To view the data presented by Alnylam at SFNP, please visit, Capella
“The 18-month results of the HELIOS-A Phase 3 study build on the results observed at 9 months and continue to underscore the potential of vutrisiran as an attractive new treatment option that can be administered subcutaneously four times a year,” said David Adams, M.D., Ph.D., Department of Neurology, Bicetre hospital, Greater Paris University Hospitals, AP-HP, University Paris Saclay and Principal Investigator for the HELIOS-A trial. “The data presented today are exciting, demonstrating additional progress from ongoing research focused on meeting the needs of this diverse group of patients living with a progressive, life-threatening, multi-system disease, with a potential new option that may help simplify their treatment.”
Filing and Review Status
Vutrisiran is under review by the U.S. Food and Drug Administration (FDA), the European Medicines Agency (EMA), the Brazilian Health Regulatory Agency (ANVISA) and the Japanese Pharmaceuticals and Medical Devices Agency (PMDA). Vutrisiran has been granted Orphan Drug Designation in the U.S. and the European Union (EU) for the treatment of ATTR amyloidosis. Vutrisiran has also been granted a Fast Track designation in the U.S. for the treatment of the polyneuropathy of hATTR amyloidosis in adults. In the U.S., vutrisiran has received an action date under the Prescription Drug User Fee Act (PDUFA) of April 14, 2022. The Company received Orphan Drug Designation in Japan for transthyretin type familial amyloidosis with polyneuropathy.
Conference Call Information
Alnylam Management will discuss the HELIOS-A 18-month results via a conference call on Friday, January 21, 2022, at 8:30 am ET. To access the call, please dial 877-312-7507 (domestic) or +1-631-813-4828 (international) five minutes prior to the start time and refer to conference ID 2239918. A replay of the call will be available beginning at 11:30 am ET on the day of the call. To access the replay, please dial 855-859-2056 (domestic) or +1-404-537-3406 (international) and refer to conference ID 2239918.
About hATTR Amyloidosis
Hereditary transthyretin-mediated (hATTR) amyloidosis is an inherited, progressively debilitating, and fatal disease caused by variants (i.e., mutations) in the TTR gene. TTR protein is primarily produced in the liver and is normally a carrier of vitamin A. Variants in the TTR gene cause abnormal amyloid proteins to accumulate and damage body organs and tissue, such as the peripheral nerves and heart, resulting in intractable peripheral sensory-motor neuropathy, autonomic neuropathy, and/or cardiomyopathy, as well as other disease manifestations. hATTR amyloidosis, represents a major unmet medical need with significant morbidity and mortality affecting approximately 50,000 people worldwide.
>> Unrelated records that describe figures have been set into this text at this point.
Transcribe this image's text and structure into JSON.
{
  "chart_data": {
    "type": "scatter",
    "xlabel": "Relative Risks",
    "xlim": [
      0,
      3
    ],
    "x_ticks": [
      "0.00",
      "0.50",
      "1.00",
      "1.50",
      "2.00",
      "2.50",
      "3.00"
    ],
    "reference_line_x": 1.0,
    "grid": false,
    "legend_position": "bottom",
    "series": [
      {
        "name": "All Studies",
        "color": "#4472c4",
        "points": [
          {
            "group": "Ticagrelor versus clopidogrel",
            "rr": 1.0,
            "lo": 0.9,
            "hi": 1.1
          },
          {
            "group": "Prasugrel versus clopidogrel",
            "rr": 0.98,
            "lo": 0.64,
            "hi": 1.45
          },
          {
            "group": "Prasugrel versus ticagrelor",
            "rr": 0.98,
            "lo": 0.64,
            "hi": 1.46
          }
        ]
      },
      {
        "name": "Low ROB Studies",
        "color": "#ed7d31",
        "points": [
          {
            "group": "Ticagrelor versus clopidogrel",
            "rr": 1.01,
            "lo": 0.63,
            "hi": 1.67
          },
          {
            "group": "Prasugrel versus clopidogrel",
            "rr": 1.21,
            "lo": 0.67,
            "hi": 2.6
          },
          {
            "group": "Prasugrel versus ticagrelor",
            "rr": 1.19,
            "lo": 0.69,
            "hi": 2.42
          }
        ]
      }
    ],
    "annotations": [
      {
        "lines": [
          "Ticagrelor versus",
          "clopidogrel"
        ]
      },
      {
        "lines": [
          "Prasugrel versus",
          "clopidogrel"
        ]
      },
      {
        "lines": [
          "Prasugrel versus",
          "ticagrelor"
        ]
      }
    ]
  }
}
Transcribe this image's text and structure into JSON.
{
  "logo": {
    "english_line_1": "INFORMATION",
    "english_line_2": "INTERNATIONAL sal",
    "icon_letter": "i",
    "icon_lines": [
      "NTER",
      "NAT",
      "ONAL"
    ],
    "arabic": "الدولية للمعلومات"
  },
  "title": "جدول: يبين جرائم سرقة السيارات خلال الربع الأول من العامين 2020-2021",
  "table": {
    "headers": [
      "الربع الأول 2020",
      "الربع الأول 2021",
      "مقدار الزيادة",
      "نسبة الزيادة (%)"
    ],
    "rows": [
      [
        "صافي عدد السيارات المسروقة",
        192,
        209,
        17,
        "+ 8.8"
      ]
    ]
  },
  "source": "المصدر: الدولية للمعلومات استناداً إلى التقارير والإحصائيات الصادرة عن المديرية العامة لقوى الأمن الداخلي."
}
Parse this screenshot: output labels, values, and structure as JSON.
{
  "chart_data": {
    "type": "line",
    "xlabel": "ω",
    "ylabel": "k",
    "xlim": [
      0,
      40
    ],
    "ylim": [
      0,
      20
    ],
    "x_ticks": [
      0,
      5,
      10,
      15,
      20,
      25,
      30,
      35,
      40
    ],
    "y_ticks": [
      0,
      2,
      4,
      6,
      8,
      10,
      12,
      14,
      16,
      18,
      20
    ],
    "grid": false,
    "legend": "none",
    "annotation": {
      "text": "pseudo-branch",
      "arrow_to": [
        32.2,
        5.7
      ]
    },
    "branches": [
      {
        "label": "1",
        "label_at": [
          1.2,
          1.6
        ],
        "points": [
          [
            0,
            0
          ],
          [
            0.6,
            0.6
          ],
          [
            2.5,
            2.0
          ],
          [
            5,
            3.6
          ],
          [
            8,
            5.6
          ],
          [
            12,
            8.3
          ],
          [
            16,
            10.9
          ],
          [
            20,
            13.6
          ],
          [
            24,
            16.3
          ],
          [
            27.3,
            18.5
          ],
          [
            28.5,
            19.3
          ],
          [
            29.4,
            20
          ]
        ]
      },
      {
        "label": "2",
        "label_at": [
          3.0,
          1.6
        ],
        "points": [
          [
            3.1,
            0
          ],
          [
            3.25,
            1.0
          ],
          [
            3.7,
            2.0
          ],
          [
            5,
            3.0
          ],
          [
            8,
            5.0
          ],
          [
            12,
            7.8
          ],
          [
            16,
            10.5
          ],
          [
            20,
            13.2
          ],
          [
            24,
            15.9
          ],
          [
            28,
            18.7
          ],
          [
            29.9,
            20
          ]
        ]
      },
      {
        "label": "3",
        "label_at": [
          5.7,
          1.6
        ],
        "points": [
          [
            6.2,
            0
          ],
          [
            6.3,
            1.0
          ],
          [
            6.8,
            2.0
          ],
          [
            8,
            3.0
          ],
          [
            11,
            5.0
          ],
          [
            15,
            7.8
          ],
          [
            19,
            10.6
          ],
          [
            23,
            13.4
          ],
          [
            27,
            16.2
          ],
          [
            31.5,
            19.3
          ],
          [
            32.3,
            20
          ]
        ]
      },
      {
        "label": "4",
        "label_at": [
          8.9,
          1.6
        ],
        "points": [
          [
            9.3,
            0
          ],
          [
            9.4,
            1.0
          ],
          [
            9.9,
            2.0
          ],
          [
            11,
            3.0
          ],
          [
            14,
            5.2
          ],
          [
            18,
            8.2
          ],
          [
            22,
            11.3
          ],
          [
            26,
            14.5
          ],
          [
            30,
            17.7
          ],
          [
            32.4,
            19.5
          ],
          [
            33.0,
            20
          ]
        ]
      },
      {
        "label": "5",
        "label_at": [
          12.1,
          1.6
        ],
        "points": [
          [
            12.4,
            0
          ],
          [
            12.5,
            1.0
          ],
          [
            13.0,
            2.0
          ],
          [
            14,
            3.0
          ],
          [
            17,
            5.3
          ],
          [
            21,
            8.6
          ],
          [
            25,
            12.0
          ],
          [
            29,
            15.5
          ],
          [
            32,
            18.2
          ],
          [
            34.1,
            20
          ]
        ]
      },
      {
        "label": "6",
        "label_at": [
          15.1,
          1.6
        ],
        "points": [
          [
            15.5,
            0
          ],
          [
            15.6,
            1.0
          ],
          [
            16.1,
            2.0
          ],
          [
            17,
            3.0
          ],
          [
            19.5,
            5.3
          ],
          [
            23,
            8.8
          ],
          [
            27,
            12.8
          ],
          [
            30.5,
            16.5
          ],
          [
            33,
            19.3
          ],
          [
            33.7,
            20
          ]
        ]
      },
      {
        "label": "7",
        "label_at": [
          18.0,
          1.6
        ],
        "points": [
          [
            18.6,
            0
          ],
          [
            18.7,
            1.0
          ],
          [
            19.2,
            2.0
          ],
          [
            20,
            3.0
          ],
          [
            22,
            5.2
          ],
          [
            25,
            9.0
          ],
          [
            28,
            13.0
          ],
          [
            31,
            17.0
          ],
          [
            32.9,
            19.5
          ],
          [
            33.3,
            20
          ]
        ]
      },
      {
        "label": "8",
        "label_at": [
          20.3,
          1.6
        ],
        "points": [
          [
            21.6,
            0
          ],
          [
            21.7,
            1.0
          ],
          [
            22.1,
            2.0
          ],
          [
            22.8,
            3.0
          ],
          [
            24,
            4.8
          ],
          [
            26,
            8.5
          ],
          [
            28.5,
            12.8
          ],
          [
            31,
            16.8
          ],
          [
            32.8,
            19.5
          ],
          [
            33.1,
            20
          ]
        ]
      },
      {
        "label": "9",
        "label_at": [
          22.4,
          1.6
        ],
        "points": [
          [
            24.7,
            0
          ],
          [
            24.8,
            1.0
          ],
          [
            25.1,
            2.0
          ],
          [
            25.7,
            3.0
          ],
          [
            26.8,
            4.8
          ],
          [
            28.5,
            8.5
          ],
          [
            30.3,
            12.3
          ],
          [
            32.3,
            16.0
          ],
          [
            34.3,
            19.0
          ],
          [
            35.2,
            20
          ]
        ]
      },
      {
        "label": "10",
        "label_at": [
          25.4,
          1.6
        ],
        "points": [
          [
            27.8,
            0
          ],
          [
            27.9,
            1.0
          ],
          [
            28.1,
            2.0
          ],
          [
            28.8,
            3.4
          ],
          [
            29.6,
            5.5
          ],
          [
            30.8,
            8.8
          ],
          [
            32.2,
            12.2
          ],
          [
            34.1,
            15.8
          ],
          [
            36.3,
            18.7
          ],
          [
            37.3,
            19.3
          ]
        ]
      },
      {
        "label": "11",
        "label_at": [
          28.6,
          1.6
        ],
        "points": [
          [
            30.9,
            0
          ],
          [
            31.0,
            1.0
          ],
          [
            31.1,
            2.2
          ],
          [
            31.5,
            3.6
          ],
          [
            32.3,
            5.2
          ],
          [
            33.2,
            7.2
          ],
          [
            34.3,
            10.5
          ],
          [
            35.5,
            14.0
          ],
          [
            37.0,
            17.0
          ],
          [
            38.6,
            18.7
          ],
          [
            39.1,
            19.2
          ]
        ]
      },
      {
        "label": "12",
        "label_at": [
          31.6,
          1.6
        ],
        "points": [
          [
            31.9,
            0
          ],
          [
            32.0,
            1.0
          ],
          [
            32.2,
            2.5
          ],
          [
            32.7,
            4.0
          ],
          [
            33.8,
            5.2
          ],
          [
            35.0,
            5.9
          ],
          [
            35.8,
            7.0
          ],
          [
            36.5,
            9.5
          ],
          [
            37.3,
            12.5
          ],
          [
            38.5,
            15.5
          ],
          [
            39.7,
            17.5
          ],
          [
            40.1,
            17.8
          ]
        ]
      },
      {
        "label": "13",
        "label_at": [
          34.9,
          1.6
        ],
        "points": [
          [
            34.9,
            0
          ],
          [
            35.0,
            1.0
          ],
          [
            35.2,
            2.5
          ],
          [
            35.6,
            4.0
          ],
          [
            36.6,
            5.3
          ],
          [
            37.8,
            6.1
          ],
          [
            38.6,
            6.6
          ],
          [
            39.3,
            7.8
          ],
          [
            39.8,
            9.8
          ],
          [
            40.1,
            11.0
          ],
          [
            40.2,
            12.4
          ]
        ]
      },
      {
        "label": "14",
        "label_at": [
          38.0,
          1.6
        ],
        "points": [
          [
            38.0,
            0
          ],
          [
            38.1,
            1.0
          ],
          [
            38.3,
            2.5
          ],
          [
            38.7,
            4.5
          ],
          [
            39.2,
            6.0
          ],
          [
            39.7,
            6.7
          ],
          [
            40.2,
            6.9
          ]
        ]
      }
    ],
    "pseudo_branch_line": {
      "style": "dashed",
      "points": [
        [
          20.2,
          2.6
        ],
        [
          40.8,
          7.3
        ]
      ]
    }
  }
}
The median survival is 4.7 years following diagnosis, with a reduced survival (3.4 years) for patients presenting with cardiomyopathy.
Vutrisiran is an investigational, subcutaneously administered RNAi therapeutic in development for the treatment of ATTR amyloidosis, which encompasses both hATTR and wild-type ATTR (wtATTR) amyloidosis. It is designed to target and silence specific messenger RNA, potentially blocking the production of wild-type and variant transthyretin (TTR) protein before it is made. Quarterly, and potentially biannual, administration of vutrisiran may help to reduce deposition and facilitate the clearance of TTR amyloid deposits in tissues and potentially restore function to these tissues. Vutrisiran utilizes Alnylam’s Enhanced Stabilization Chemistry (ESC)-GalNAc-conjugate delivery platform, designed for increased potency and high metabolic stability that may allow for infrequent subcutaneous injections. The safety and efficacy of vutrisiran have not been evaluated by the U.S. Food and Drug Administration, European Medicines Agency, or any other health authority.